On the Summer service from Exeter to Okehampton, one gets a sense of its nature from the passengers. Gone are the bored commuter that normally sit glumly waiting for a destination, they may not want. Instead one knows it is a train to somewhere of interest for there may be a man with deep-set eyes, wind-tanned face and a border collie with passant nonchalance. Queen Anne’s lace provides a ruff to each and every field that can be seen as the train cuts through the heartland of Devon. The open air of the Moor seems to seep into the carriage. As it pulls into the station and eyes are briefly baffled by the lack of benches and waiting passengers, instead many tables set for tea litter the small platform.
The walk up from the station is well signed, steep and forested to obscure views. Soon one might forget the proximity of the station, yet one cannot forget man’s influence on this landscape, neat hedgerows, smoothly cambered tarmac and neat cars. But even now the short walk up from Okehampton is worth it for at the edge of the scrubby fields, as the path joins the road, the rake of the hill provides views right over North Devon. One can imagine taking in the width of a whole county: a seaward horizon laid out as a map before a child.
As the road curves west there is a damp spot in the grass, amongst the marsh grass water can be seen with its mirrored darkness. For this is the ignoble state of Fitz’s Well, once capable of providing sanctification to those pixy-led. A rough-hewn cross, now mainly hidden by encroaching vegetation, marks the spot. Erected to mark the edge of the wild moor, and the supernatural taint of the uncontrollable. A last mark of human reign over the elemental slopes, brooks, mires and tors. But now it is resigned to impotence, an oddity at the edge of a road, seldom noticed, and even then thought of as an oddly shaped lump of granite and nothing more. Now Okehampton camp, with its military order and clearly marked control, lies further into what was once a slope made dangerous by the absence of Man. Now the main risks one faces here are from the live firing range and unexploded ordnance.
Yet humanity, with our earthbound impotence, are shown to be subject to this environment. One must have ironclad ego to be able to watch a swallow spar with gravity a metre from one’s face, a moving knot against a blue material and not question their hubris to think this land can be owned and that humanity are not as ephemeral as the butterfly still taking to the wing as November’s chill bites. As the road rises towards West Mill Tor one might feel an affinity with Buchan’s Hannay in the remote fells of Galloway.
The dangers of Dartmoor are oft reiterated, one must always have a map, compass and rainproof clothes lest they be pixy-led by the mist, fall and break limbs, or sucked into a mire. And whilst it would be verging on stupidity to venture there without a map, if one has a memory and can read the land it is very hard to get lost.
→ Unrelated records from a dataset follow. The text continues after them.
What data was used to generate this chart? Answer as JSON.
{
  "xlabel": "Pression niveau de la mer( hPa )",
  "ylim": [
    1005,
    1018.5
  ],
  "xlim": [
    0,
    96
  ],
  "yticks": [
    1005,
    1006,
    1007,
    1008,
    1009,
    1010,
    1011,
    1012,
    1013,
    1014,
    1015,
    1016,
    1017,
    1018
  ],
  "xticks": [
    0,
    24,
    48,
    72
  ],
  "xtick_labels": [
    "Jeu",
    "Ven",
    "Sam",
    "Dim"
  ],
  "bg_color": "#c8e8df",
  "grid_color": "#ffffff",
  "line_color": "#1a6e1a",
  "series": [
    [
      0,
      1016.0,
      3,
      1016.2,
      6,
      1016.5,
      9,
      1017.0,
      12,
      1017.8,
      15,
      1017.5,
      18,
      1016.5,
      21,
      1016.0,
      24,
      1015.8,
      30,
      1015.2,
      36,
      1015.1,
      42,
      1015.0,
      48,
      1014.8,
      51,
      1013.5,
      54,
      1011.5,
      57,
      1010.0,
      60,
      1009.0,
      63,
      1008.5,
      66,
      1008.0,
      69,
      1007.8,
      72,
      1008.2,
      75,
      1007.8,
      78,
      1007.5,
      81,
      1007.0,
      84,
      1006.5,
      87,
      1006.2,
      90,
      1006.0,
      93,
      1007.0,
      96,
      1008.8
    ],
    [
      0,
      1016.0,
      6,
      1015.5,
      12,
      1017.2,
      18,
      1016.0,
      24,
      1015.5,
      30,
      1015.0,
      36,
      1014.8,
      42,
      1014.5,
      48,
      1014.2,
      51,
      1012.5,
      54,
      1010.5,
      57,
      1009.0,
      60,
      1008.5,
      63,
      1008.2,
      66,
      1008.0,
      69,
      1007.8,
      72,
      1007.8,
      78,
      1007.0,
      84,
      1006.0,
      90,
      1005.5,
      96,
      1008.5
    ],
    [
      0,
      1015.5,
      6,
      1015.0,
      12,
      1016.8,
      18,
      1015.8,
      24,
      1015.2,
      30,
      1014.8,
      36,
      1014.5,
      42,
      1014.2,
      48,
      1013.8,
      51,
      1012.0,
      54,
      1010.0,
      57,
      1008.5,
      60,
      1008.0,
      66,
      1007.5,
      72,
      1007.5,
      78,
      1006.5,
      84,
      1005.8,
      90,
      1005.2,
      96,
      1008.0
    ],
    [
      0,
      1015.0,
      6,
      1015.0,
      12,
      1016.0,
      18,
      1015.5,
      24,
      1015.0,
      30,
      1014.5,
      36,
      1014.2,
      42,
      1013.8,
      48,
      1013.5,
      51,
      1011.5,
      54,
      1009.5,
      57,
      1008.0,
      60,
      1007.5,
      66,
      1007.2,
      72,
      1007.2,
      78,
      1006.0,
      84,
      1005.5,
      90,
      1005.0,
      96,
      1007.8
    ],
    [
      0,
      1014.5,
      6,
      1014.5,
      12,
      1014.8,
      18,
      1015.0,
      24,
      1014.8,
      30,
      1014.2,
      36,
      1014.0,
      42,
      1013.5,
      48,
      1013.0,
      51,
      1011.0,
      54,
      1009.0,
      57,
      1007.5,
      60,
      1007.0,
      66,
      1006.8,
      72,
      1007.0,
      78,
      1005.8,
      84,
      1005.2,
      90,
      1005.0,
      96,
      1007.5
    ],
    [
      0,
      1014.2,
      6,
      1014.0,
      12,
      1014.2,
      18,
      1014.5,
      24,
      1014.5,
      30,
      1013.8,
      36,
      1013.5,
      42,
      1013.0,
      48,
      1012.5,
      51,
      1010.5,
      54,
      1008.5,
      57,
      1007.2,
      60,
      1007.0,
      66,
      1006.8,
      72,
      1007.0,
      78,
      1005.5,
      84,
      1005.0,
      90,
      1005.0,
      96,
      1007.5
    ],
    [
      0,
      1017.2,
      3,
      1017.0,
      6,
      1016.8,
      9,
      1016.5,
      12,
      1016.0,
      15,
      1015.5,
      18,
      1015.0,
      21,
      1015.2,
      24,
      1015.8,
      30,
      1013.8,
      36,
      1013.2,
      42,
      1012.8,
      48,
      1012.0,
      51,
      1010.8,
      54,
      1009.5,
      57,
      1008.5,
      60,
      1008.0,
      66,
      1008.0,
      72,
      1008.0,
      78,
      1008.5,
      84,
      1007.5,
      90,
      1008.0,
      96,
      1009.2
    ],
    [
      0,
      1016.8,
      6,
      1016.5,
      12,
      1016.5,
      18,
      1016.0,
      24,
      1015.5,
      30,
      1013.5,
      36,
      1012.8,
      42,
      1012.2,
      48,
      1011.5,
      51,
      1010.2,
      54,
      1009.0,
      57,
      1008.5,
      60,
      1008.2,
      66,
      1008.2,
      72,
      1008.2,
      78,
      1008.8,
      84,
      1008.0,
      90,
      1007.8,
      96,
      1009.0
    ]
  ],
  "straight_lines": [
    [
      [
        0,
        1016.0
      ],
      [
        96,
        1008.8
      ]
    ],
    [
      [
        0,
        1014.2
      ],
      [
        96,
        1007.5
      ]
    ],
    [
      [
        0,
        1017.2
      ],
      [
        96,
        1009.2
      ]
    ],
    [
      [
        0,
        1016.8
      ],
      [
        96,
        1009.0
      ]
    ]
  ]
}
As the path rises one is reassured by West Mill Tor on the right and Moor Brook cutting through the turf to the left, with a gentle murmur. If one insists on fully triangulating their position, a third landmark of the rather diminutive Rowtor might be used, though it pales even in comparison with West Mill Tor. Just past the brook’s head the road runs out and is replaced with a loose gravel path, still marking titular ownership on the land. Once even this peters out, one is close enough to pick out individual boulders of Yes Tor, see the synthetic trig point, and look back unsure of quite where one started. Finally the moor is in ascendancy and one must either wet their feet as the path fords Red a ven Brook or risk finding a narrow point to jump, in the hope the ground feet land upon is firm enough not to yield to the waters’ cut.
The peak of Yes Tor is besullied, not by the trig point which has a utilitarian elegance, but by the unmarked sheds that hide their purpose, and remind the walker that they may only tred at the MoD’s pleasure. But a constant wind breathes life into the wilderness. One must be arrogant or have reached the heights of stupidity not to feel the power of nature, when the wind seems eager to snatch away any unfastened possessions. Many toponyms imagine ridges as skeletal parts of Gaia, most without much veracity, yet this ridge reaching slightly up from Yes Tor to the tumbled High Willhays, is surely the spine of Devon. There is no high horizon to aspire to conquer. One standing on the High Willhays is not sheltered by any landmass, their body is the highest thing south of the Brecon Beacons, and must thus face untamed winds, and be exposed. Yet it is worth it as one can survey the whole area and see people passed still walking slowly up the tracks, reduced to miniatures played across a diorama.
It is easy to forget the difficulties of the Moor when following common routes. Even when there is no solid path, the wear of boots levels and calms the turf. Branching out from the High Willhays towards Black Tor goes against any natural path. On this terrain of grassy clumps, random stones, and insidious mire, the tales of people wandering to their deaths, when the fog arises, seem to worm into conscious thought. The oddness of following a straight line from a map, and not the curving paths of others, brings to mind the Dartmoor works of Richard Long, which are given added power once one has tried similarly to impose geometry. After the impressive height of the last tors, crowned with trig points, Black Tor seems like a few abandoned toys of a giant busy modelling grander Tors.